Não tenho vontade de comentar a atitude de alguns jornalistas que exploram ad nauseam os sentimentos de perda da população ou o efeito de devastação que um incêndio desta dimensão forçosamente deixa para trás. Vi imagens patéticas que diminuem a já de si débil imagem do jornalismo que se pratica em Portugal e apenas posso dizer que lamento que as estações não transmitam instruções aos seus funcionários para respeitarem a situação e não se portarem como abutres à solta. 


No entanto, apesar de não me apetecer falar nisso -- porque me incomoda demais e porque penso que esta comunicação social desenfreada na busca de shares tem sido em grande parte culpada pela mediocridade que se instalou na maneira de pensar das pessoas -- não posso deixar de me referir, ainda que brevemente, a Judite de Sousa. 


[Vídeo mostrando Judite de Sousa junto a um corpo queimado 

-- o exemplo de quão baixo o jornalismo pode descer]

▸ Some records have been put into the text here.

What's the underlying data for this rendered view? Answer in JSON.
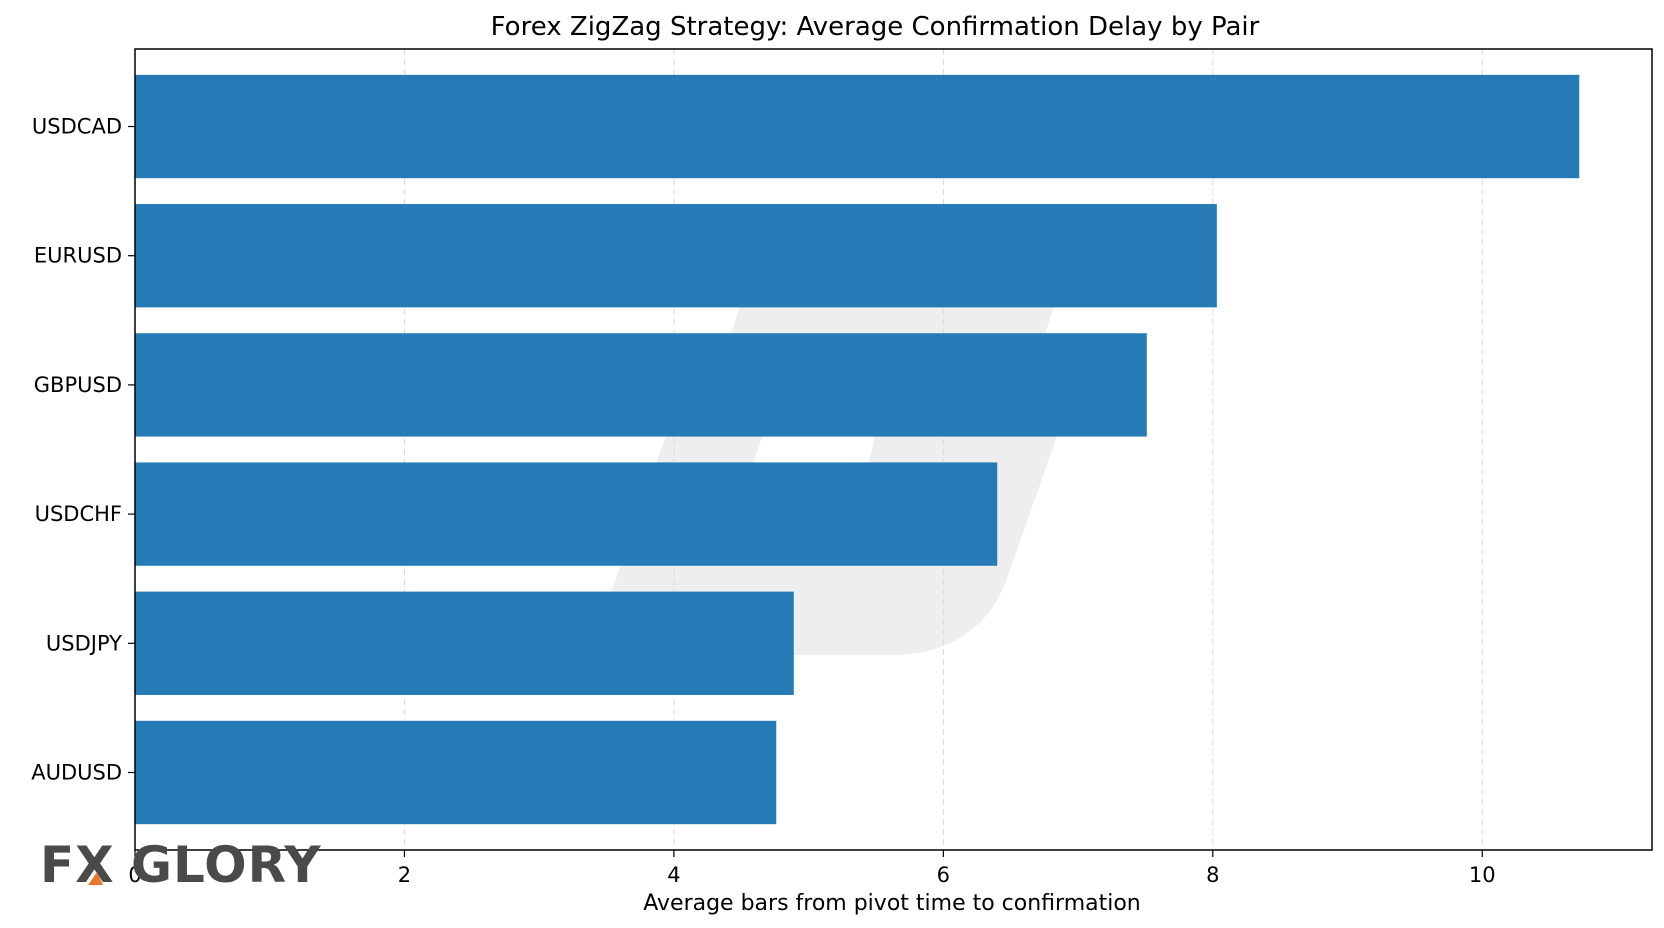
{
  "chart_data": {
    "type": "bar",
    "orientation": "horizontal",
    "title": "Forex ZigZag Strategy: Average Confirmation Delay by Pair",
    "xlabel": "Average bars from pivot time to confirmation",
    "ylabel": "",
    "categories": [
      "USDCAD",
      "EURUSD",
      "GBPUSD",
      "USDCHF",
      "USDJPY",
      "AUDUSD"
    ],
    "values": [
      10.72,
      8.03,
      7.51,
      6.4,
      4.89,
      4.76
    ],
    "xlim": [
      0,
      11.26
    ],
    "xticks": [
      0,
      2,
      4,
      6,
      8,
      10
    ],
    "xtick_labels": [
      "0",
      "2",
      "4",
      "6",
      "8",
      "10"
    ],
    "grid": {
      "x": true,
      "y": false,
      "style": "dashed"
    },
    "bar_color": "#1f77b4"
  },
  "watermark": {
    "logo_text_left": "FX",
    "logo_text_right": "GLORY",
    "text_color": "#4a4a4a",
    "accent_color": "#e8782a",
    "emblem_color": "#cfcfcf"
  }
}
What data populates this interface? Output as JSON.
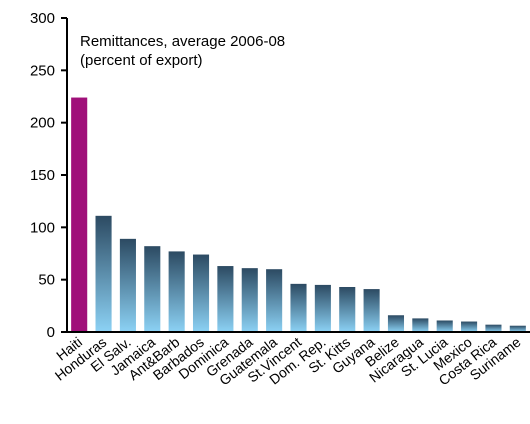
{
  "chart_data": {
    "type": "bar",
    "title_lines": [
      "Remittances, average 2006-08",
      "(percent of export)"
    ],
    "xlabel": "",
    "ylabel": "",
    "ylim": [
      0,
      300
    ],
    "yticks": [
      0,
      50,
      100,
      150,
      200,
      250,
      300
    ],
    "grid": false,
    "categories": [
      "Haiti",
      "Honduras",
      "El Salv.",
      "Jamaica",
      "Ant&Barb",
      "Barbados",
      "Dominica",
      "Grenada",
      "Guatemala",
      "St.Vincent",
      "Dom. Rep.",
      "St. Kitts",
      "Guyana",
      "Belize",
      "Nicaragua",
      "St. Lucia",
      "Mexico",
      "Costa Rica",
      "Suriname"
    ],
    "values": [
      224,
      111,
      89,
      82,
      77,
      74,
      63,
      61,
      60,
      46,
      45,
      43,
      41,
      16,
      13,
      11,
      10,
      7,
      6
    ],
    "colors": {
      "highlight": "#a0107a",
      "gradient_top": "#2c4a62",
      "gradient_bottom": "#8cd2f5"
    }
  }
}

Depois de a ter visto de microfone em punho mostrando que vale tudo, junto de corpos sem vida e sobre amontoados de paredes ruídas e a andar, histericamente, de marcha atrás pela fatídica estrada, sempre a puxar à reacção emotiva, vi-a, num absoluto despropósito e com total insensibilidade, a fazer a contabilidade comparativa de mortos face ao caso da ponte de Entre-os-Rios, perguntando à exausta ministra Constança Urbano de Sousa se, caso o número de mortes aumente, não faz como o Jorge Coelho e não se demite. Acho que a falta de ética, de decoro, de respeito pela situação e pela sua própria dignidade atingiu, nesse momento, um nível demasiado baixo.